Arınç, Devlet Sırrı Kanunu Tasarısı'nın tümü üzerinde hükümet adına yaptığı konuşmada, mevzuatta pek çok yerde, ''devlet sırrı'' kavramının geçtiğini ve bu kavram nedeniyle şeffaflık sağlanamadığını ifade etti.
Tasarının bir ihtiyaçtan doğduğuna dikkati çeken Arınç, ''Bilindiği üzere günümüzün demokratik, hukuk devleti kriterlerinden biri 'şeffaf devlet' ilkesidir. Bu ilke, vatandaşın devlet faaliyetleri konusunda bilgi edinme hakkını da içermektedir.
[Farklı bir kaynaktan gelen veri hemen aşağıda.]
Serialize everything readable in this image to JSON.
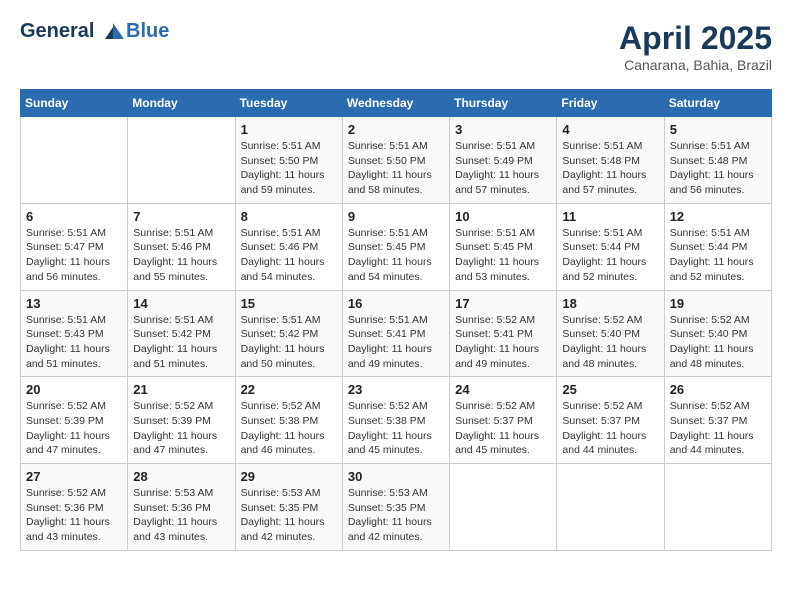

Bilgiye erişme özgürlüğü modern devletlerde saydamlığın ve katılımcılığın önemli ve zorunlu bir vasıtası olarak kabul edilmektedir'' diye konuştu.
Modern demokrasilerde, devlet yönetimlerinde uzun süre egemen olan gizliliğin yerini açıklığa bıraktığına işaret eden Arınç, şöyle devam etti:
''Toplumsal denetimin ve katılımın artırılması bakımından kamu alanındaki 'sır' kavramının yeni ve çağdaş bir anlayışla ele alınmasında zorunluluk bulunmaktadır. Bilgi edinme hakkı, halkın devlete duyduğu güveni daha üst düzeylere çıkarmada önemli bir rol oynamaktadır. Hem halkın devleti denetimi kolaylaşmakta hem de devletin demokratik karakteri güçlenmektedir.
Devlet sırrı ve gizliliği kolayca tanımlanabilecek kavramlar olmadığı için gereksiz yere genişletildiği takdirde bilgi edinme hakkının sınırları daralacağından bu kanunun amacına ulaşması, mevzuatımızda dağınık ve yetersiz şekilde düzenlenmiş devlet sırrı kavramına netlik kazandırılmasına bağlıdır.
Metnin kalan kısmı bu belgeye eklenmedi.